Oratrice principale de la table ronde, Pascale Dubois, Vice-présidente de l’Intégrité au sein du Groupe de la Banque mondiale, souligne l’importance de l’événement. « Jusqu’à présent, c’est le secteur public qui a fourni la majeure partie des investissements dans les infrastructures, compte tenu de leur nature intrinsèque de bien public. Pourtant, les ressources sont mises à rude épreuve dans le monde entier, à mesure que les budgets s’amenuisent. Dans le même temps, les gouvernements se sont également engagés à atteindre les Objectifs de développement durable, qui sont liés de manière très importante aux infrastructures ». Et de poursuivre : « Nous devons voir la réalité en face : il est peu probable que le financement provenant des institutions de développement et des bailleurs de fonds suffise à combler le manque d’infrastructures.
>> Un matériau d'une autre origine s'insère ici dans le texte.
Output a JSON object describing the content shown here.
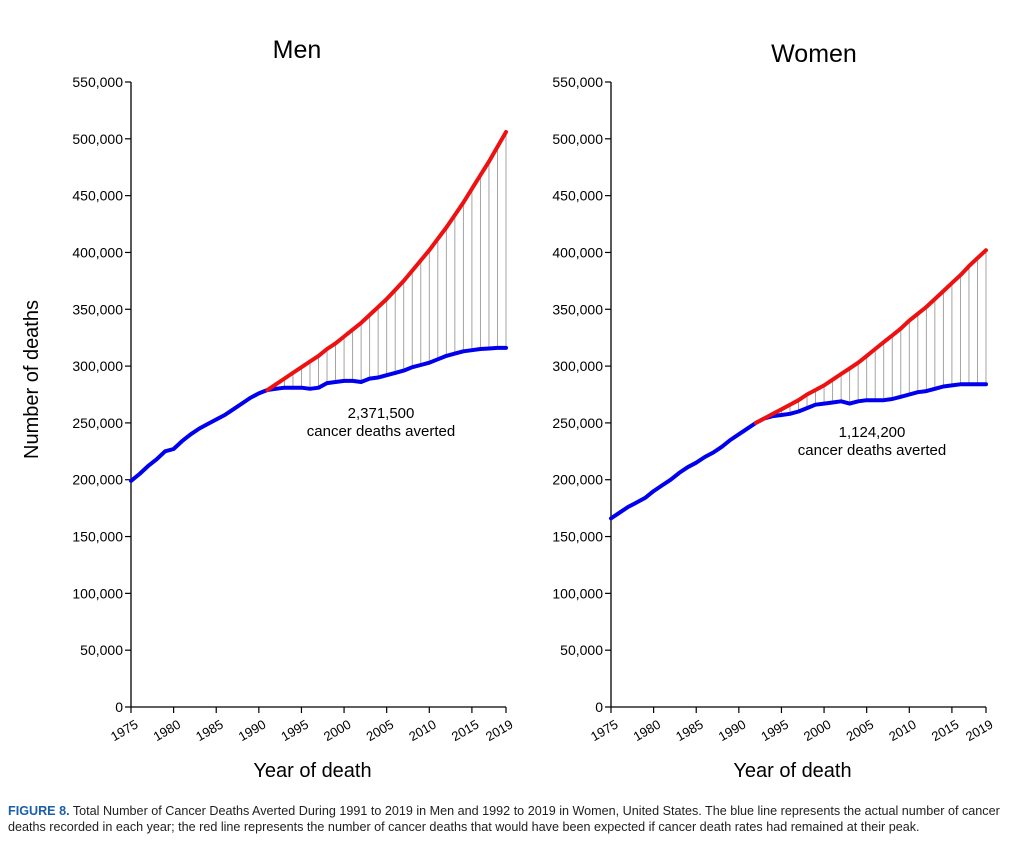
{
  "chart_data": [
    {
      "type": "line",
      "title": "Men",
      "ylabel": "Number of deaths",
      "xlabel": "Year of death",
      "xlim": [
        1975,
        2019
      ],
      "ylim": [
        0,
        550000
      ],
      "yticks": [
        0,
        50000,
        100000,
        150000,
        200000,
        250000,
        300000,
        350000,
        400000,
        450000,
        500000,
        550000
      ],
      "ytick_labels": [
        "0",
        "50,000",
        "100,000",
        "150,000",
        "200,000",
        "250,000",
        "300,000",
        "350,000",
        "400,000",
        "450,000",
        "500,000",
        "550,000"
      ],
      "xticks": [
        1975,
        1980,
        1985,
        1990,
        1995,
        2000,
        2005,
        2010,
        2015,
        2019
      ],
      "xtick_labels": [
        "1975",
        "1980",
        "1985",
        "1990",
        "1995",
        "2000",
        "2005",
        "2010",
        "2015",
        "2019"
      ],
      "annotation": {
        "value": "2,371,500",
        "text": "cancer deaths averted"
      },
      "grid": false,
      "series": [
        {
          "color": "#0000ee",
          "x": [
            1975,
            1976,
            1977,
            1978,
            1979,
            1980,
            1981,
            1982,
            1983,
            1984,
            1985,
            1986,
            1987,
            1988,
            1989,
            1990,
            1991,
            1992,
            1993,
            1994,
            1995,
            1996,
            1997,
            1998,
            1999,
            2000,
            2001,
            2002,
            2003,
            2004,
            2005,
            2006,
            2007,
            2008,
            2009,
            2010,
            2011,
            2012,
            2013,
            2014,
            2015,
            2016,
            2017,
            2018,
            2019
          ],
          "y": [
            199000,
            205000,
            212000,
            218000,
            225000,
            227000,
            234000,
            240000,
            245000,
            249000,
            253000,
            257000,
            262000,
            267000,
            272000,
            276000,
            279000,
            280000,
            281000,
            281000,
            281000,
            280000,
            281000,
            285000,
            286000,
            287000,
            287000,
            286000,
            289000,
            290000,
            292000,
            294000,
            296000,
            299000,
            301000,
            303000,
            306000,
            309000,
            311000,
            313000,
            314000,
            315000,
            315500,
            316000,
            316000
          ]
        },
        {
          "color": "#ee1111",
          "x": [
            1991,
            1992,
            1993,
            1994,
            1995,
            1996,
            1997,
            1998,
            1999,
            2000,
            2001,
            2002,
            2003,
            2004,
            2005,
            2006,
            2007,
            2008,
            2009,
            2010,
            2011,
            2012,
            2013,
            2014,
            2015,
            2016,
            2017,
            2018,
            2019
          ],
          "y": [
            279000,
            284000,
            289000,
            294000,
            299000,
            304000,
            309000,
            315000,
            320000,
            326000,
            332000,
            338000,
            345000,
            352000,
            359000,
            367000,
            375000,
            384000,
            393000,
            402000,
            412000,
            422000,
            433000,
            444000,
            456000,
            468000,
            480000,
            493000,
            506000
          ]
        }
      ]
    },
    {
      "type": "line",
      "title": "Women",
      "xlabel": "Year of death",
      "xlim": [
        1975,
        2019
      ],
      "ylim": [
        0,
        550000
      ],
      "yticks": [
        0,
        50000,
        100000,
        150000,
        200000,
        250000,
        300000,
        350000,
        400000,
        450000,
        500000,
        550000
      ],
      "ytick_labels": [
        "0",
        "50,000",
        "100,000",
        "150,000",
        "200,000",
        "250,000",
        "300,000",
        "350,000",
        "400,000",
        "450,000",
        "500,000",
        "550,000"
      ],
      "xticks": [
        1975,
        1980,
        1985,
        1990,
        1995,
        2000,
        2005,
        2010,
        2015,
        2019
      ],
      "xtick_labels": [
        "1975",
        "1980",
        "1985",
        "1990",
        "1995",
        "2000",
        "2005",
        "2010",
        "2015",
        "2019"
      ],
      "annotation": {
        "value": "1,124,200",
        "text": "cancer deaths averted"
      },
      "grid": false,
      "series": [
        {
          "color": "#0000ee",
          "x": [
            1975,
            1976,
            1977,
            1978,
            1979,
            1980,
            1981,
            1982,
            1983,
            1984,
            1985,
            1986,
            1987,
            1988,
            1989,
            1990,
            1991,
            1992,
            1993,
            1994,
            1995,
            1996,
            1997,
            1998,
            1999,
            2000,
            2001,
            2002,
            2003,
            2004,
            2005,
            2006,
            2007,
            2008,
            2009,
            2010,
            2011,
            2012,
            2013,
            2014,
            2015,
            2016,
            2017,
            2018,
            2019
          ],
          "y": [
            166000,
            171000,
            176000,
            180000,
            184000,
            190000,
            195000,
            200000,
            206000,
            211000,
            215000,
            220000,
            224000,
            229000,
            235000,
            240000,
            245000,
            250000,
            254000,
            256000,
            257000,
            258000,
            260000,
            263000,
            266000,
            267000,
            268000,
            269000,
            267000,
            269000,
            270000,
            270000,
            270000,
            271000,
            273000,
            275000,
            277000,
            278000,
            280000,
            282000,
            283000,
            284000,
            284000,
            284000,
            284000
          ]
        },
        {
          "color": "#ee1111",
          "x": [
            1992,
            1993,
            1994,
            1995,
            1996,
            1997,
            1998,
            1999,
            2000,
            2001,
            2002,
            2003,
            2004,
            2005,
            2006,
            2007,
            2008,
            2009,
            2010,
            2011,
            2012,
            2013,
            2014,
            2015,
            2016,
            2017,
            2018,
            2019
          ],
          "y": [
            250000,
            254000,
            258000,
            262000,
            266000,
            270000,
            275000,
            279000,
            283000,
            288000,
            293000,
            298000,
            303000,
            309000,
            315000,
            321000,
            327000,
            333000,
            340000,
            346000,
            352000,
            359000,
            366000,
            373000,
            380000,
            388000,
            395000,
            402000
          ]
        }
      ]
    }
  ],
  "caption": {
    "label": "FIGURE 8.",
    "text": " Total Number of Cancer Deaths Averted During 1991 to 2019 in Men and 1992 to 2019 in Women, United States. The blue line represents the actual number of cancer deaths recorded in each year; the red line represents the number of cancer deaths that would have been expected if cancer death rates had remained at their peak."
  }
}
Nous voulons nous assurer que les projets sont commercialement viables et attrayants pour le secteur privé, qu’ils sont viables sur le plan financier, qu’ils représentent un bon rapport qualité-prix, qu’ils peuvent être mis en

œuvre et qu’ils sont achetés et entretenus avec intégrité. »

Les discussions de groupe de la table ronde aborderont plusieurs questions pressantes, et notamment les suivantes :

  • Quels sont les principaux problèmes de gouvernance et les obstacles qui entravent la réussite des investissements dans les infrastructures ?
  • Quelles sont les capacités clés sur lesquelles les gouvernements doivent se concentrer ?
  • Que devrait-on inclure dans un plan stratégique pour une vision à long terme des infrastructures ?

Les séances de discussion ouvertes porteront sur les défis, notamment la maximisation du financement du développement, la gestion et la consultation des parties prenantes, l’impact climatique sur les infrastructures, les défis financiers liés à l’acquisition d’infrastructures et le déblocage des pipelines grâce à une meilleure coordination.

Outre madame Dubois de la Banque mondiale et monsieur Guislain de la BAD, ont participé à l’événement monsieur Hassoumi Massoudou, ministre des Finances du Niger, monsieur Gontran

Djono Ahaba, ministre du Développement de l’énergie et des ressources hydrauliques de la République centrafricaine, monsieur Freddy Kita, vice-ministre de la Coopération Internationale de la République Démocratique du Congo, monsieur Abdoubaker Omar Hadi, président de l’Autorité portuaire et de la zone franche, monsieur Sirika Hadi, ministre de l’Aviation d’État du Nigeria et monsieur Theodore Jousso, ministre des Transports et de l’aviation de la République centrafricaine. Thomas Barrett, président du Forum sur les infrastructures de l’Organisation de coopération et de développement économiques ; Adama Kone, ministre des Finances de Côte d’Ivoire ; Charles-Henri Malecot, STOA ; Sydney Domoraud, Directeur général, EMIRE Partners ; et Tafadzwa Pasipanodya, Foley Hoag.

La séance inaugurale de l’événement sera diffusée sur le Web à 9 h 00 GMT.

Distribué par APO Group pour The World Bank Group.

Contact presse :
Craig Atherfold
Group Account Director
Edelman South Africa
+ 27 (0) 83 718 2003
craig.atherfold@edelman.com

À propos des tables rondes régionales

Les Tables rondes régionales sur la gouvernance des infrastructures répondent à l’appel du Programme d’action d’Addis-Abeba 2015, des Objectifs de développement durable et de l’Accord de Paris (COP21 2015). Elles ont été créés par le Groupe de la Banque mondiale en collaboration avec la Banque asiatique de développement, la Banque africaine de développement, la Facilité africaine de soutien juridique, la Banque de développement d’Afrique australe, le Global Infrastructure Hub, la Konrad Adenauer-Stiftung Foundation, le Nouveau partenariat pour le développement de l’Afrique, l’Organisation de coopération et de développement économiques et le Public-Private Infrastructure Advisory Facility.